Another defining symptom is persistent hoarseness, medically termed dysphonia, which occurs due to the swelling of the vocal cords. This hoarseness is often worse in the morning because reflux events tend to be more frequent when a person is lying flat during sleep. Individuals may also develop a sensation of a lump in the throat, known as globus pharyngeus, even though no physical mass is present. This feeling results from muscle tension and inflammation in the throat area caused by the reflux.

A chronic, dry cough that does not seem related to a cold or allergy is also frequently linked to RL. This cough can be triggered by the direct irritation of the laryngeal tissue or by a vagally mediated reflex originating from the lower esophagus. Excessive mucus or phlegm in the throat is a separate, yet related, symptom. The body attempts to produce more protective secretions to coat the irritated tissues.

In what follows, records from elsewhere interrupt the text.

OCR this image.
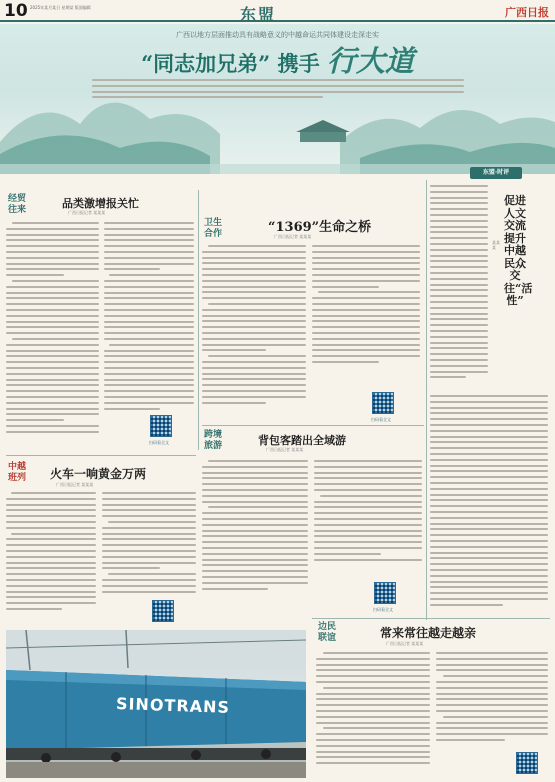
10 2025年某月某日 星期某 版面编辑	东盟	广西日报
广西以地方层面推动具有战略意义的中越命运共同体建设走深走实
“同志加兄弟” 携手 行大道
东盟·时评
促进人文交流提升中越民众交往“活性”
某某某
经贸往来	品类激增报关忙
广西日报记者 某某某
扫码看全文
卫生合作	“1369”生命之桥
广西日报记者 某某某
扫码看全文
跨境旅游	背包客踏出全域游
广西日报记者 某某某
扫码看全文
中越班列 火车一响黄金万两
广西日报记者 某某某
SINOTRANS
边民联谊	常来常往越走越亲
广西日报记者 某某某
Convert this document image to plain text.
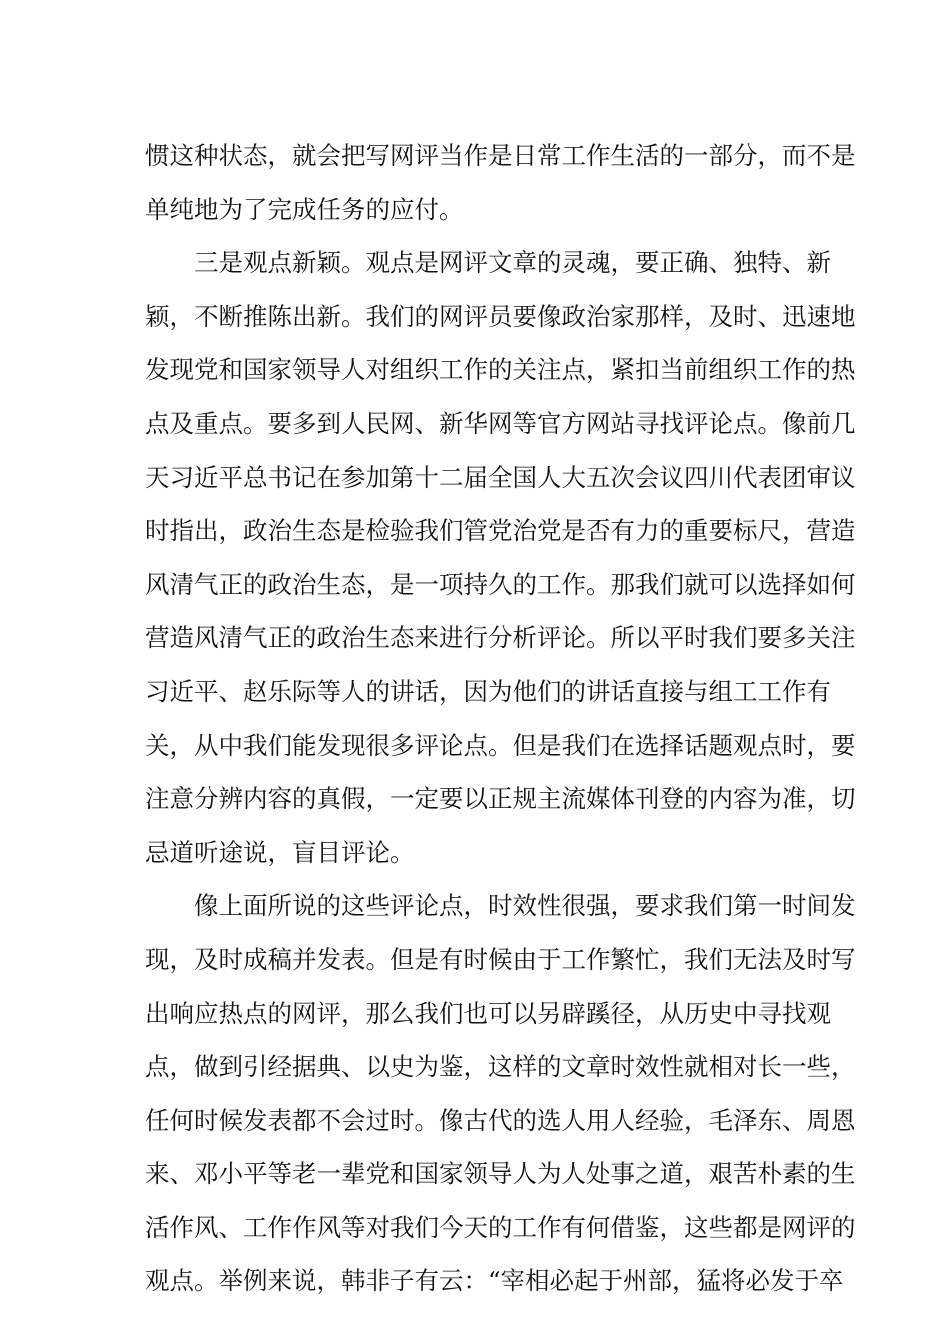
惯这种状态，就会把写网评当作是日常工作生活的一部分，而不是
单纯地为了完成任务的应付。
三是观点新颖。观点是网评文章的灵魂，要正确、独特、新
颖，不断推陈出新。我们的网评员要像政治家那样，及时、迅速地
发现党和国家领导人对组织工作的关注点，紧扣当前组织工作的热
点及重点。要多到人民网、新华网等官方网站寻找评论点。像前几
天习近平总书记在参加第十二届全国人大五次会议四川代表团审议
时指出，政治生态是检验我们管党治党是否有力的重要标尺，营造
风清气正的政治生态，是一项持久的工作。那我们就可以选择如何
营造风清气正的政治生态来进行分析评论。所以平时我们要多关注
习近平、赵乐际等人的讲话，因为他们的讲话直接与组工工作有
关，从中我们能发现很多评论点。但是我们在选择话题观点时，要
注意分辨内容的真假，一定要以正规主流媒体刊登的内容为准，切
忌道听途说，盲目评论。
像上面所说的这些评论点，时效性很强，要求我们第一时间发
现，及时成稿并发表。但是有时候由于工作繁忙，我们无法及时写
出响应热点的网评，那么我们也可以另辟蹊径，从历史中寻找观
点，做到引经据典、以史为鉴，这样的文章时效性就相对长一些，
任何时候发表都不会过时。像古代的选人用人经验，毛泽东、周恩
来、邓小平等老一辈党和国家领导人为人处事之道，艰苦朴素的生
活作风、工作作风等对我们今天的工作有何借鉴，这些都是网评的
观点。举例来说，韩非子有云：“宰相必起于州部，猛将必发于卒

Medical Confirmation and Diagnostic Tests

A diagnosis of reflux laryngitis is typically made by a physician, often an otolaryngologist, based on a detailed patient history and a physical examination. The physician will assess the patient’s symptoms using validated tools like the Reflux Symptom Index (RSI), which scores the severity of common LPR complaints. The primary tool for physical examination is a laryngoscopy, which involves inserting a flexible or rigid scope through the nose or mouth to view the larynx.

During the laryngoscopy, the doctor looks for specific physical changes, or “findings,” that suggest reflux damage, which are graded using the Reflux Finding Score (RFS). These findings include redness (erythema) and swelling (edema) of the vocal cords and surrounding structures, particularly in the posterior larynx. Another common sign is pseudosulcus, a subtle swelling or thickening just below the vocal cords.

Because these visual findings can sometimes be present in healthy individuals or be caused by other conditions like allergies or vocal abuse, diagnosis is not always straightforward. Advanced diagnostic tests may be used to confirm the presence of refluxate. These include a 24-hour pH monitoring test (sometimes with two probes to measure acid levels in the esophagus and pharynx) or oropharyngeal pH monitoring. In some cases, a physician may initiate an empirical treatment trial, prescribing anti-reflux medication to see if the symptoms improve.

Comprehensive Treatment and Lifestyle Adjustments

Management of reflux laryngitis requires a multi-pronged approach that combines significant lifestyle adjustments with medical intervention. Since reflux is often triggered by what a person eats and when they eat it, dietary changes are foundational to treatment. Avoiding common reflux triggers is recommended, including high-fat foods, chocolate, caffeine, alcohol, citrus fruits, and tomatoes.

Positional and behavioral changes are equally important for reducing the frequency of reflux episodes. Patients are advised to elevate the head of their bed by six to eight inches using blocks or a wedge, allowing gravity to assist in keeping stomach contents down. Timing meals correctly is also helpful, specifically avoiding food intake for at least three hours before lying down to sleep.

Medical treatment usually involves acid-suppressing medications, most commonly Proton Pump Inhibitors (PPIs) and H2 blockers. PPIs reduce the amount of acid the stomach produces; H2 blockers suppress acid production by blocking histamine receptors. Treatment for RL often requires a longer duration of medication, typically two to six months, and sometimes higher doses than those used for standard GERD. This prolonged therapy is necessary to allow the highly sensitive laryngeal tissues adequate time to heal from the chemical damage caused by the reflux.